1. 1.Does sacituzumab tirumotecan (sac-TMT) sequential capecitabine improve survival outcomes compared with capecitabine monotherapy in this patient population?
2. 2.What is the safety profile of sacituzumab tirumotecan (sac-TMT)-containing adjuvant therapy versus capecitabine monotherapy? Researchers will compare the sacituzumab tirumotecan (sac-TMT)-sequential-capecitabine experimental arm with the capecitabine-alone control arm to see if the experimental regimen provides superior adjuvant anti-tumor efficacy with acceptable safety.

Conditions

Adjuvant Drug Therapy

Outcome Measures

Primary Outcomes (1)

• Disease-Free Survival (DFS)

  Disease-Free Survival (DFS), defined as the time from randomization to disease recurrence or death from any cause, whichever occurs first.

  3-year DFS

Secondary Outcomes (3)

• Distant Disease-Free Survival (DDFS)

  from the first dose administration to the first occurrence of distant metastasis or death due to breast cancer, whichever occurs first.up to 5 years

• Overall survival

  from the first dose administration to death from any cause of the participant.up to 5 years

• Adverse events (AEs)

  90 days after the last administration of study treatment

Study Arms (2)

Arm A (Sac-TMT)

EXPERIMENTAL

Sacituzumab Tirumotecan (sac-TMT) is administered intravenously at a dose of 4 mg/kg on Day 1 of each 3-week cycle for a total of 8 cycles.

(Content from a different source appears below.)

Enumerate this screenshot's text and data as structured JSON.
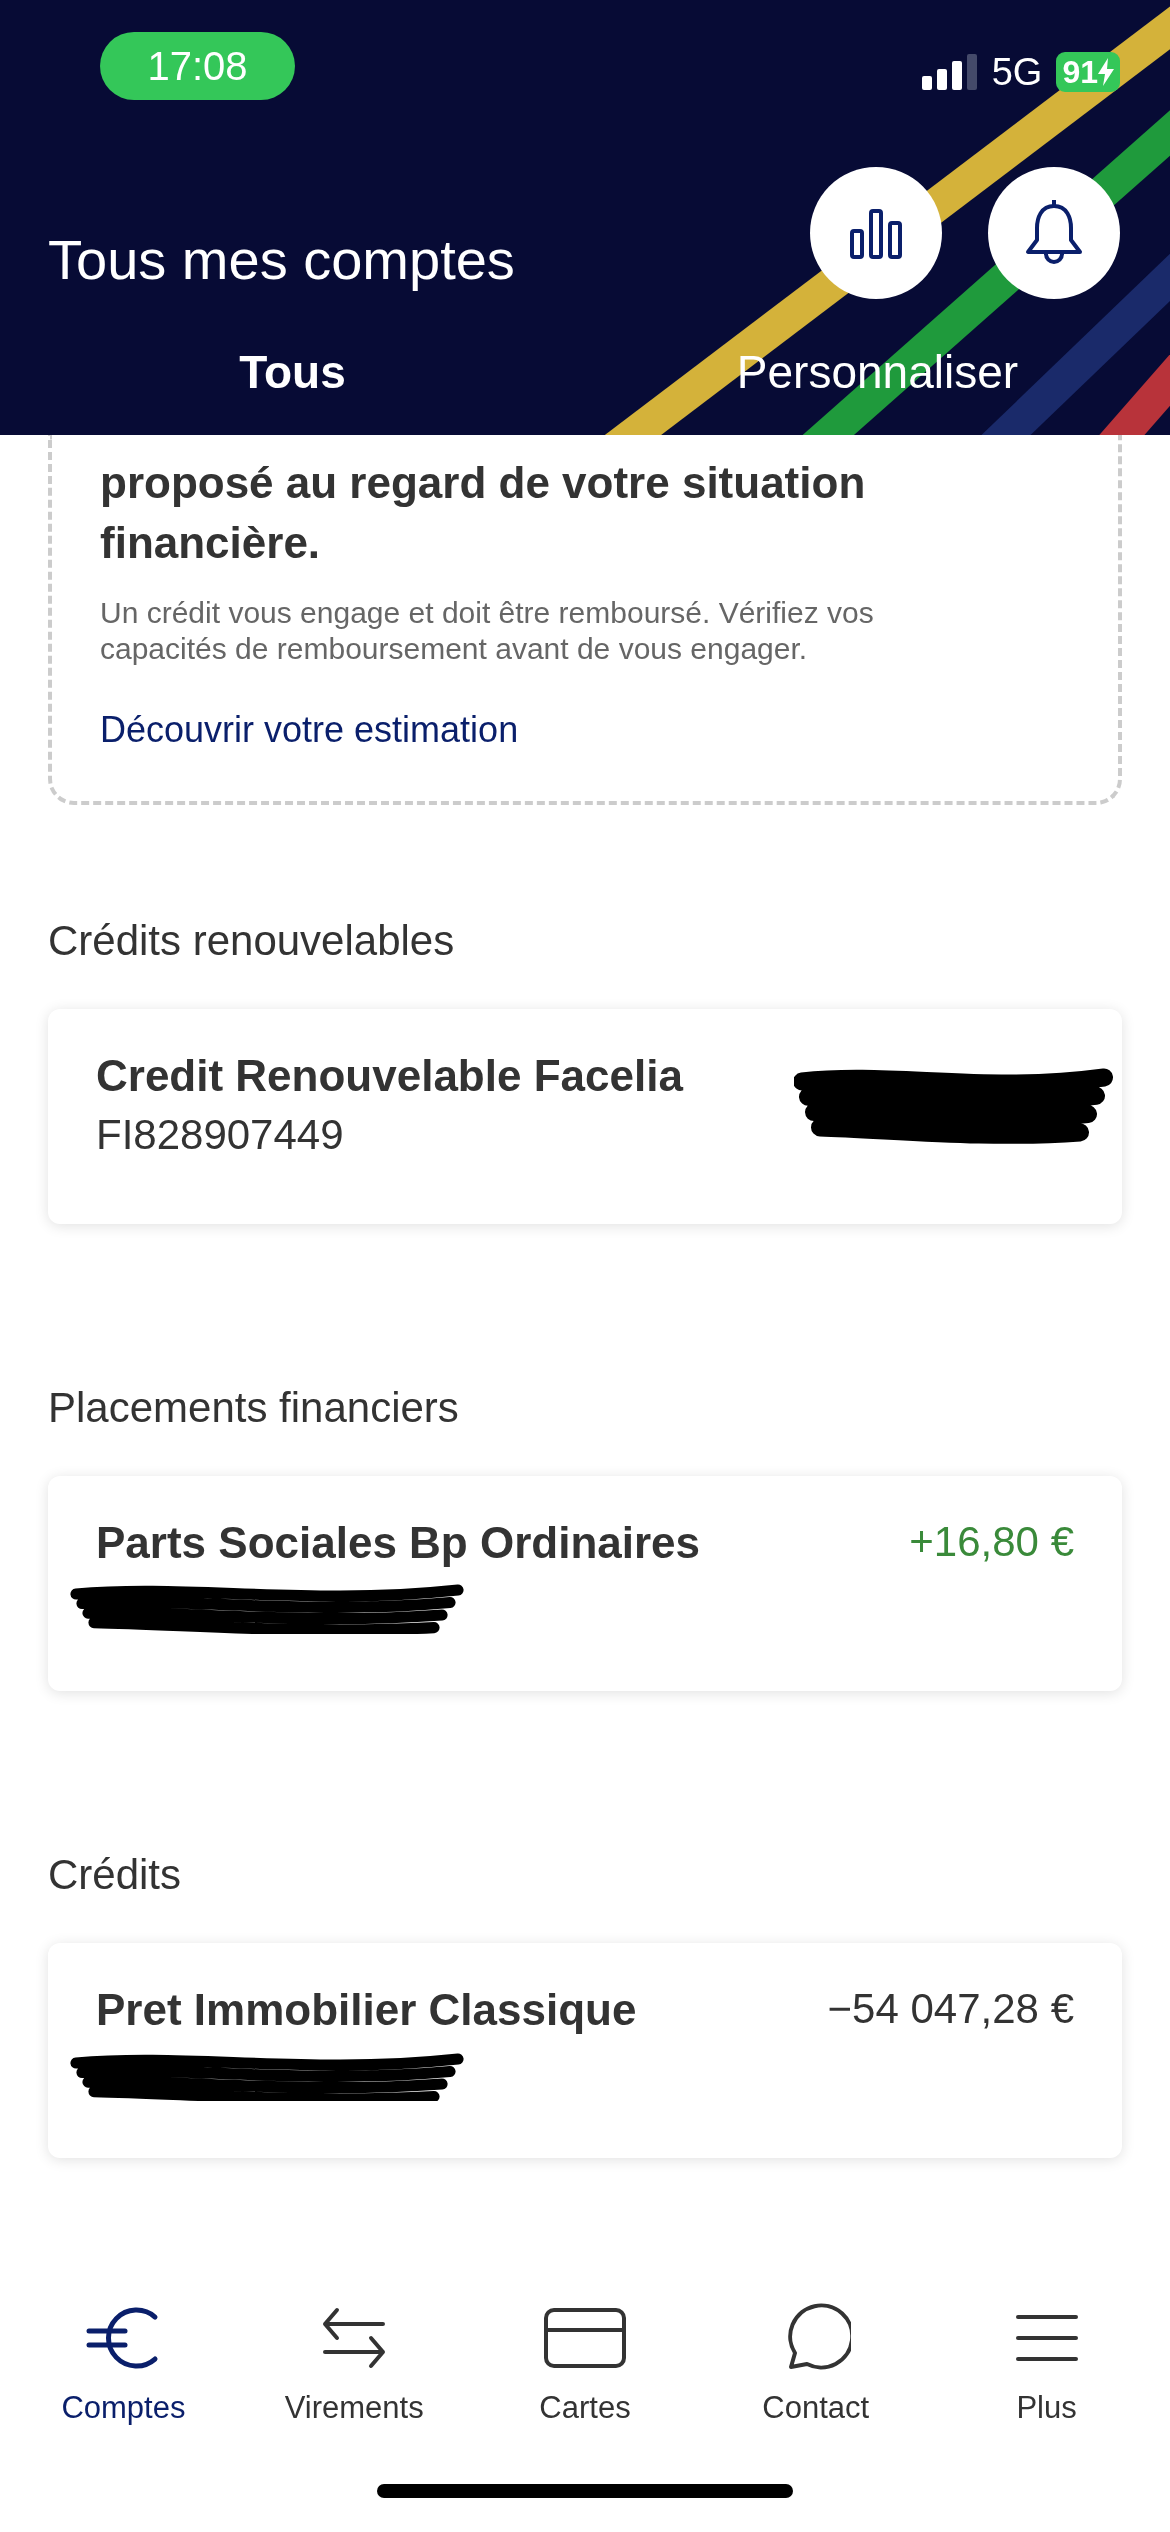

Following completion of the 8 cycles, sequential capecitabine therapy may be administered at the investigator's discretion, with stratified dosing regimens as follows: for patients who received neoadjuvant therapy, capecitabine is given orally at 1000-1250 mg/m² twice daily, on a 2-week on/1-week off schedule for 6-8 cycles; for patients without prior neoadjuvant therapy, capecitabine is given orally at 650 mg/m² twice daily for 1 year. Patients who received PD-1/L1 inhibitor therapy during the neoadjuvant phase shall continue PD-1/L1 inhibitor treatment for up to 1 year in total.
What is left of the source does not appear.